Does dark energy become weaker? Discover the shock of promoting new data

Part of the Desi Telescope at the Kitt Peak National Observatory in Arizona.Credit: KPNO/Noirab/NSF/Aura/P. Marinfield

The new data has strengthened the discovery that the dark energy, the mysterious power that causes galaxies accelerating away from each other, has weakened over the past 4.5 billion years.

The impact was reported for the first time in April last year, but the recent results-which were presented on March 19 by the Dark Energy Sifting tool (DESI) at a meeting of the American Physical Association in Nahaim, California-was based on three years of receiving data, compared to one year of the results announced in 2024.
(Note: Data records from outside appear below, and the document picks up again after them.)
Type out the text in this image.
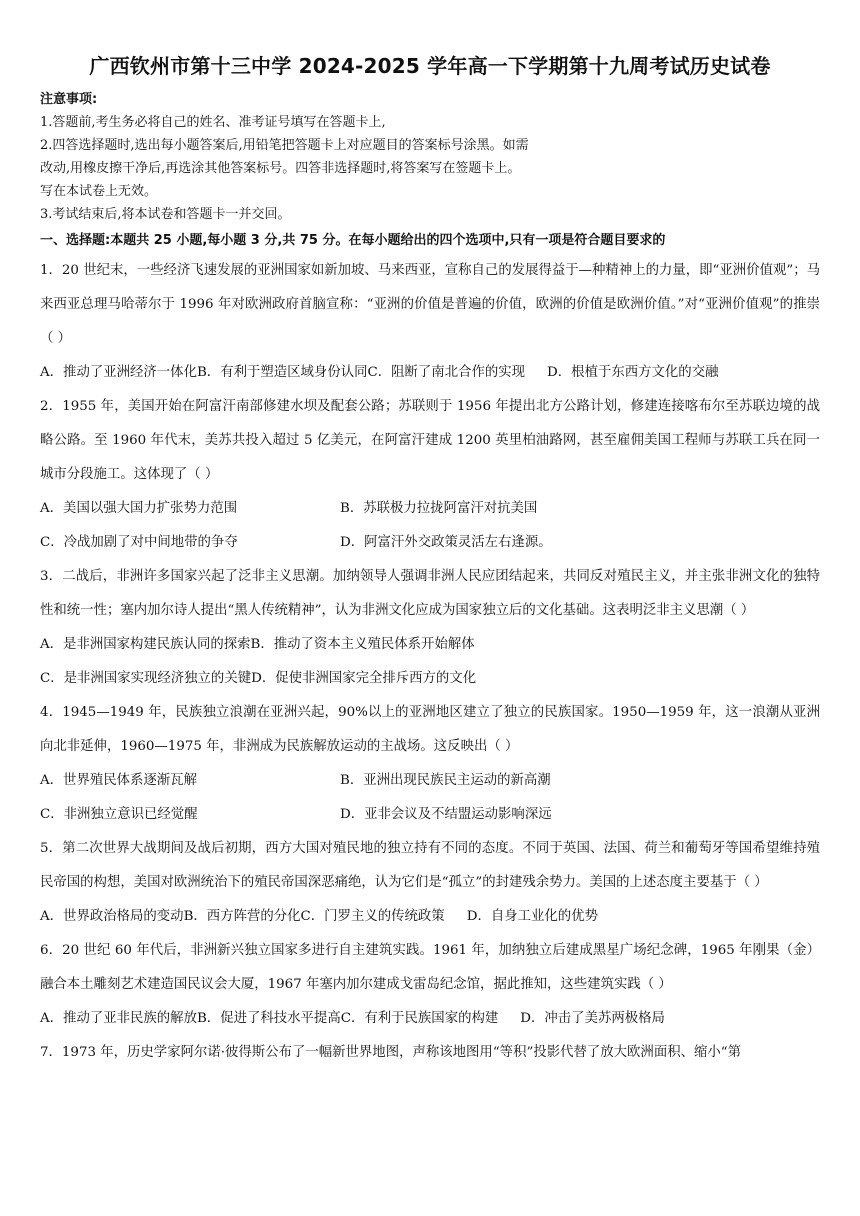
广西钦州市第十三中学 2024-2025 学年高一下学期第十九周考试历史试卷
注意事项:
1.答题前,考生务必将自己的姓名、准考证号填写在答题卡上,
2.四答选择题时,选出每小题答案后,用铅笔把答题卡上对应题目的答案标号涂黑。如需
改动,用橡皮擦干净后,再选涂其他答案标号。四答非选择题时,将答案写在签题卡上。
写在本试卷上无效。
3.考试结束后,将本试卷和答题卡一并交回。
一、选择题:本题共 25 小题,每小题 3 分,共 75 分。在每小题给出的四个选项中,只有一项是符合题目要求的
1．20 世纪末，一些经济飞速发展的亚洲国家如新加坡、马来西亚，宣称自己的发展得益于—种精神上的力量，即“亚洲价值观”；马来西亚总理马哈蒂尔于 1996 年对欧洲政府首脑宣称：“亚洲的价值是普遍的价值，欧洲的价值是欧洲价值。”对“亚洲价值观”的推崇（ ）
A．推动了亚洲经济一体化 B．有利于塑造区域身份认同 C．阻断了南北合作的实现 D．根植于东西方文化的交融
2．1955 年，美国开始在阿富汗南部修建水坝及配套公路；苏联则于 1956 年提出北方公路计划，修建连接喀布尔至苏联边境的战略公路。至 1960 年代末，美苏共投入超过 5 亿美元，在阿富汗建成 1200 英里柏油路网，甚至雇佣美国工程师与苏联工兵在同一城市分段施工。这体现了（ ）
A．美国以强大国力扩张势力范围	B．苏联极力拉拢阿富汗对抗美国
C．冷战加剧了对中间地带的争夺	D．阿富汗外交政策灵活左右逢源。
3．二战后，非洲许多国家兴起了泛非主义思潮。加纳领导人强调非洲人民应团结起来，共同反对殖民主义，并主张非洲文化的独特性和统一性；塞内加尔诗人提出“黑人传统精神”，认为非洲文化应成为国家独立后的文化基础。这表明泛非主义思潮（ ）
A．是非洲国家构建民族认同的探索 B．推动了资本主义殖民体系开始解体
C．是非洲国家实现经济独立的关键 D．促使非洲国家完全排斥西方的文化
4．1945—1949 年，民族独立浪潮在亚洲兴起，90%以上的亚洲地区建立了独立的民族国家。1950—1959 年，这一浪潮从亚洲向北非延伸，1960—1975 年，非洲成为民族解放运动的主战场。这反映出（ ）
A．世界殖民体系逐渐瓦解	B．亚洲出现民族民主运动的新高潮
C．非洲独立意识已经觉醒	D．亚非会议及不结盟运动影响深远
5．第二次世界大战期间及战后初期，西方大国对殖民地的独立持有不同的态度。不同于英国、法国、荷兰和葡萄牙等国希望维持殖民帝国的构想，美国对欧洲统治下的殖民帝国深恶痛绝，认为它们是“孤立”的封建残余势力。美国的上述态度主要基于（ ）
A．世界政治格局的变动 B．西方阵营的分化 C．门罗主义的传统政策 D．自身工业化的优势
6．20 世纪 60 年代后，非洲新兴独立国家多进行自主建筑实践。1961 年，加纳独立后建成黑星广场纪念碑，1965 年刚果（金）融合本土雕刻艺术建造国民议会大厦，1967 年塞内加尔建成戈雷岛纪念馆，据此推知，这些建筑实践（ ）
A．推动了亚非民族的解放 B．促进了科技水平提高 C．有利于民族国家的构建 D．冲击了美苏两极格局
7．1973 年，历史学家阿尔诺·彼得斯公布了一幅新世界地图，声称该地图用“等积”投影代替了放大欧洲面积、缩小“第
“Now I am really sitting and is the first of interest,” says Catherine Haymans, an astronomer at Edinburgh University, UK, and Astronomy Royal in Scotland.

If the results are withstanded, they can force universe scientists to review their “standard model” of the history of the universe. The model has generally assumed that dark energy is an inherent property in an empty space that does not change over time – the “cosmic constant”.
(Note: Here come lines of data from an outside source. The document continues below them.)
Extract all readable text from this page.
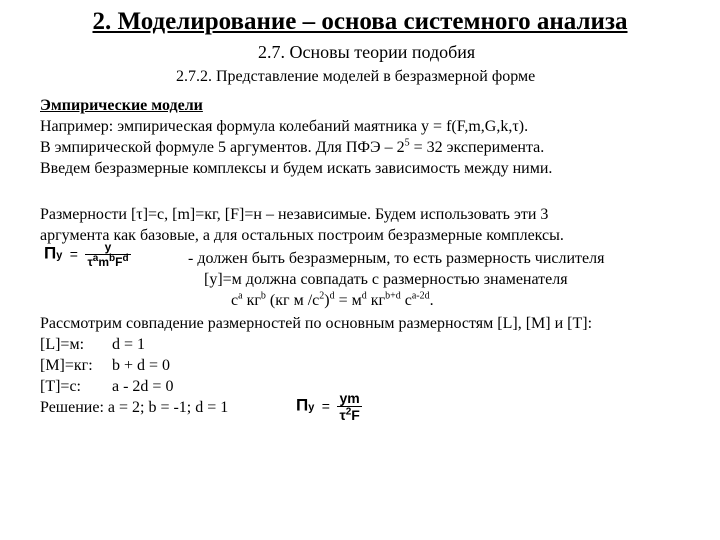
2. Моделирование – основа системного анализа
2.7. Основы теории подобия
2.7.2. Представление моделей в безразмерной форме
Эмпирические модели
Например: эмпирическая формула колебаний маятника y = f(F,m,G,k,τ).
В эмпирической формуле 5 аргументов. Для ПФЭ – $2^5 = 32$ эксперимента.
Введем безразмерные комплексы и будем искать зависимость между ними.
Размерности [τ]=с, [m]=кг, [F]=н – независимые. Будем использовать эти 3
аргумента как базовые, а для остальных построим безразмерные комплексы.
Пy = $\frac{y}{\tau^am^bF^d}$	- должен быть безразмерным, то есть размерность числителя
[y]=м должна совпадать с размерностью знаменателя
$c^a$ $кг^b$ (кг м $/с^2)^d = м^d$ $кг^{b+d}$ $с^{a-2d}$.
Рассмотрим совпадение размерностей по основным размерностям [L], [M] и [T]:
[L]=м: d = 1
[M]=кг: b + d = 0
[T]=с: a - 2d = 0
Решение: a = 2; b = -1; d = 1	Пy = $\frac{ym}{\tau^2F}$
“Glove has been thrown to physicists to explain it,” he said.

Cosmic maps drawing

The Desi Telescope is located at the Kitt Peak National Observatory near Toxon, Arizona. 5,000 automatic weapons are used to direct optical fibers at specific points where galaxies or parallels are found in the field of vision. Then the fibers provide light to the sensitive spectrum that measures the amount of what each object is transformed – it means the degree that its light waves extend by expanding the space on its way to Earth. Researchers can estimate the distance of the object using its red displacement, to produce a 3D map for the date of the expansion of the universe.
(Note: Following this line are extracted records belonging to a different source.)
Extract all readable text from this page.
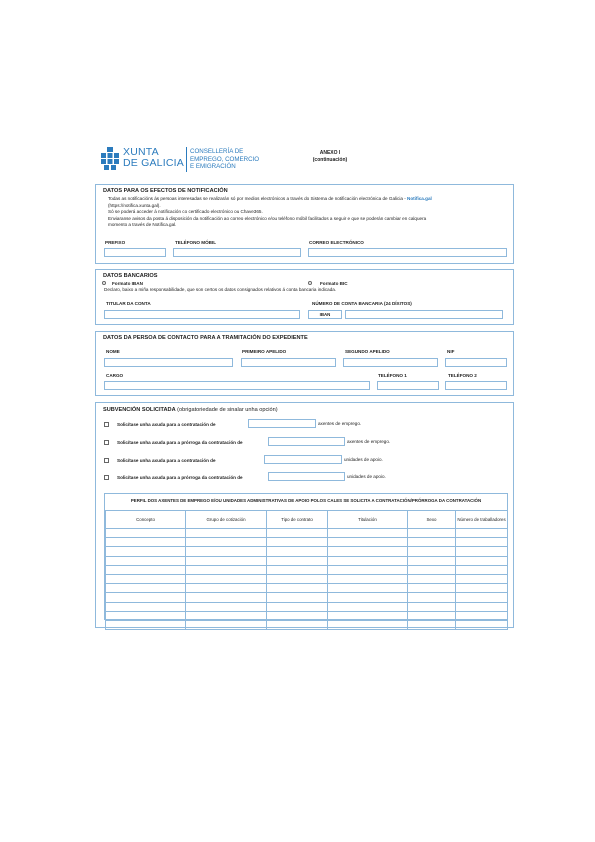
XUNTA
DE GALICIA
CONSELLERÍA DE
EMPREGO, COMERCIO
E EMIGRACIÓN
ANEXO I
(continuación)
DATOS PARA OS EFECTOS DE NOTIFICACIÓN
Todas as notificacións ás persoas interesadas se realizarán só por medios electrónicos a través do Sistema de notificación electrónica de Galicia - Notifica.gal
(https://notifica.xunta.gal).
Só se poderá acceder á notificación co certificado electrónico ou Chave365.
Enviaranse avisos da posta á disposición da notificación ao correo electrónico e/ou teléfono móbil facilitados a seguir e que se poderán cambiar en calquera
momento a través de Notifica.gal.
PREFIXO	TELÉFONO MÓBIL	CORREO ELECTRÓNICO
DATOS BANCARIOS
Formato IBAN	Formato BIC
Declaro, baixo a miña responsabilidade, que son certos os datos consignados relativos á conta bancaria indicada.
TITULAR DA CONTA	NÚMERO DE CONTA BANCARIA (24 DÍXITOS)
IBAN
DATOS DA PERSOA DE CONTACTO PARA A TRAMITACIÓN DO EXPEDIENTE
NOME	PRIMEIRO APELIDO	SEGUNDO APELIDO	NIF
CARGO	TELÉFONO 1	TELÉFONO 2
SUBVENCIÓN SOLICITADA (obrigatoriedade de sinalar unha opción)
Solicítase unha axuda para a contratación de	axentes de emprego.
Solicítase unha axuda para a prórroga da contratación de	axentes de emprego.
Solicítase unha axuda para a contratación de	unidades de apoio.
Solicítase unha axuda para a prórroga da contratación de	unidades de apoio.
PERFIL DOS AXENTES DE EMPREGO E/OU UNIDADES ADMINISTRATIVAS DE APOIO POLOS CALES SE SOLICITA A CONTRATACIÓN/PRÓRROGA DA CONTRATACIÓN
Concepto	Grupo de cotización	Tipo de contrato	Titulación	Sexo	Número de traballadores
On that map, the researchers then looks at the density of galaxies to determine the differences that are left from sound waves called the baron vocal fluctuations (Baos), which were present before the stars began to cost. These differences have a distinctive scale that started at 150 kilos (450,000 light years) in the primitive universe and increased with cosmic expansion; It has now grown with a factor ranging from 1000 to 150 megabyard – which makes them the largest known features in the current universe.

A slice of 3D map of galaxies based on the data collected by Desi in the first year of its wiping. Credit: Desi Collaboration/Noirab/NSF/Aura/R. Protector

By tracking the advanced size of Baos, researchers can rebuild how the expansion rate in the universe changes on EONS. About 5 billion years ago, the expansion of slowdown turned to acceleration under the pushing of dark energy. Until last year, cosmology data were compatible with the dark energy stable – which means that the universe should continue to expand at an increasing rapid rate.

But the results of the latest Desi analysis indicate that the cosmic expansion is now lower than it was in the past, which is not commensurate with the assumption that the dark energy is fixed. Instead, the data indicates that the energy density – the amount of dark energy per cubic meter of the area – is approximately 10 % less than it was 4.5 billion years ago.